En nu vermeet zich een hunner, enkele bladen uit zijne portefeuille den welwillenden lezer aan te bieden. Schetsen zijn het, niet meer; losse teekeningen met de pen, die niets anders bedoelen dan den indruk van het aanschouwde weer te geven, en zoo mogelijk eenigszins bij te dragen tot de kennis en waardeering van het in zoo menig opzicht merkwaardige en karakteristieke gewest, sinds de vroegste dagen onzer historie met Holland lotgemeen, en door zoo velerlei banden aan Holland verbonden.

Statig klieft de boot de golven der steeds breeder en breeder wordende rivier.
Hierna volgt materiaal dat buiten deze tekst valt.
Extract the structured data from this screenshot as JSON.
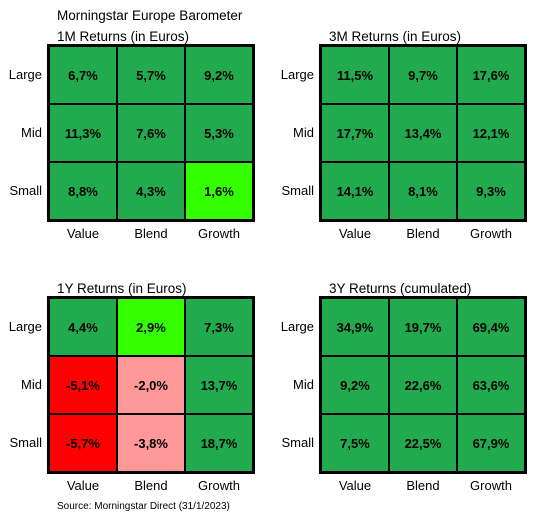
{
  "header": {
    "title": "Morningstar Europe Barometer"
  },
  "source": "Source: Morningstar Direct (31/1/2023)",
  "colors": {
    "green": "#22aa4e",
    "bright_green": "#33ff00",
    "red": "#ff0000",
    "pink": "#ff9999"
  },
  "chart_data": [
    {
      "type": "heatmap",
      "title": "1M Returns (in Euros)",
      "rows": [
        "Large",
        "Mid",
        "Small"
      ],
      "columns": [
        "Value",
        "Blend",
        "Growth"
      ],
      "values": [
        [
          "6,7%",
          "5,7%",
          "9,2%"
        ],
        [
          "11,3%",
          "7,6%",
          "5,3%"
        ],
        [
          "8,8%",
          "4,3%",
          "1,6%"
        ]
      ],
      "fills": [
        [
          "green",
          "green",
          "green"
        ],
        [
          "green",
          "green",
          "green"
        ],
        [
          "green",
          "green",
          "bright_green"
        ]
      ]
    },
    {
      "type": "heatmap",
      "title": "3M Returns (in Euros)",
      "rows": [
        "Large",
        "Mid",
        "Small"
      ],
      "columns": [
        "Value",
        "Blend",
        "Growth"
      ],
      "values": [
        [
          "11,5%",
          "9,7%",
          "17,6%"
        ],
        [
          "17,7%",
          "13,4%",
          "12,1%"
        ],
        [
          "14,1%",
          "8,1%",
          "9,3%"
        ]
      ],
      "fills": [
        [
          "green",
          "green",
          "green"
        ],
        [
          "green",
          "green",
          "green"
        ],
        [
          "green",
          "green",
          "green"
        ]
      ]
    },
    {
      "type": "heatmap",
      "title": "1Y Returns (in Euros)",
      "rows": [
        "Large",
        "Mid",
        "Small"
      ],
      "columns": [
        "Value",
        "Blend",
        "Growth"
      ],
      "values": [
        [
          "4,4%",
          "2,9%",
          "7,3%"
        ],
        [
          "-5,1%",
          "-2,0%",
          "13,7%"
        ],
        [
          "-5,7%",
          "-3,8%",
          "18,7%"
        ]
      ],
      "fills": [
        [
          "green",
          "bright_green",
          "green"
        ],
        [
          "red",
          "pink",
          "green"
        ],
        [
          "red",
          "pink",
          "green"
        ]
      ]
    },
    {
      "type": "heatmap",
      "title": "3Y Returns (cumulated)",
      "rows": [
        "Large",
        "Mid",
        "Small"
      ],
      "columns": [
        "Value",
        "Blend",
        "Growth"
      ],
      "values": [
        [
          "34,9%",
          "19,7%",
          "69,4%"
        ],
        [
          "9,2%",
          "22,6%",
          "63,6%"
        ],
        [
          "7,5%",
          "22,5%",
          "67,9%"
        ]
      ],
      "fills": [
        [
          "green",
          "green",
          "green"
        ],
        [
          "green",
          "green",
          "green"
        ],
        [
          "green",
          "green",
          "green"
        ]
      ]
    }
  ]
}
Wij hebben de lage gebouwen van het fort Bath reeds achter ons, en voor ons uit dwaalt de blik over de wijde, welhaast onafzienbare watervlakte, door slechts even opdoemende oevers begrensd. Vroolijk dansen en schitteren de zonnestralen over de kabbelende golfjes van den koninklijken stroom; de frissche zeewind waait ons koelte tegen; een eindelooze horizon breidt zich voor ons uit. Een eigenaardig gezicht. Is het nog eene rivier, waarop wij varen? De lage oevers verdwijnen bijkans uit het oog; nu en dan vertoonen zich enkele roode daken, om een spitsen toren gegroept; een stad, een dorp schemert in de verte, half wegduikend achter lage, groene dijken: het land is hier niets, het water alles. En zie: is het niet, of zij zich harer meerderheid, harer kracht bewust is, die prachtige rivier, zich koesterende in den zonneschijn, en weelderig zich tooiende met al de tinten, al de schakeeringen, die de speling van het licht over haar groenachtig-zilveren wateren spreiden kan, tot ze beurtelings flonkeren als diamanten, of stralen in matten glans als van vloeiend smaragd? Is zij niet schoon, zoo als ze daar haar licht gekuifde golfjes, met hun franje van zilverschuim, al huppelend voortstuwt, de ranke booten, de zware schepen torschende alsof het speelgoed ware, en al kabbelend de dijken kussende, aan wier voet de zachte deining wegsterft? Is ze niet schoon, niet bekoorlijk schoon?—Maar o, ze kan vreeselijk zijn, als ze opstaat in hare kracht, als hare donkere golven zich opstapelen en in wilde woede het land bedreigen, maar noode tegen dien aanval bestand, zoo vaak daarvoor bezwijkende....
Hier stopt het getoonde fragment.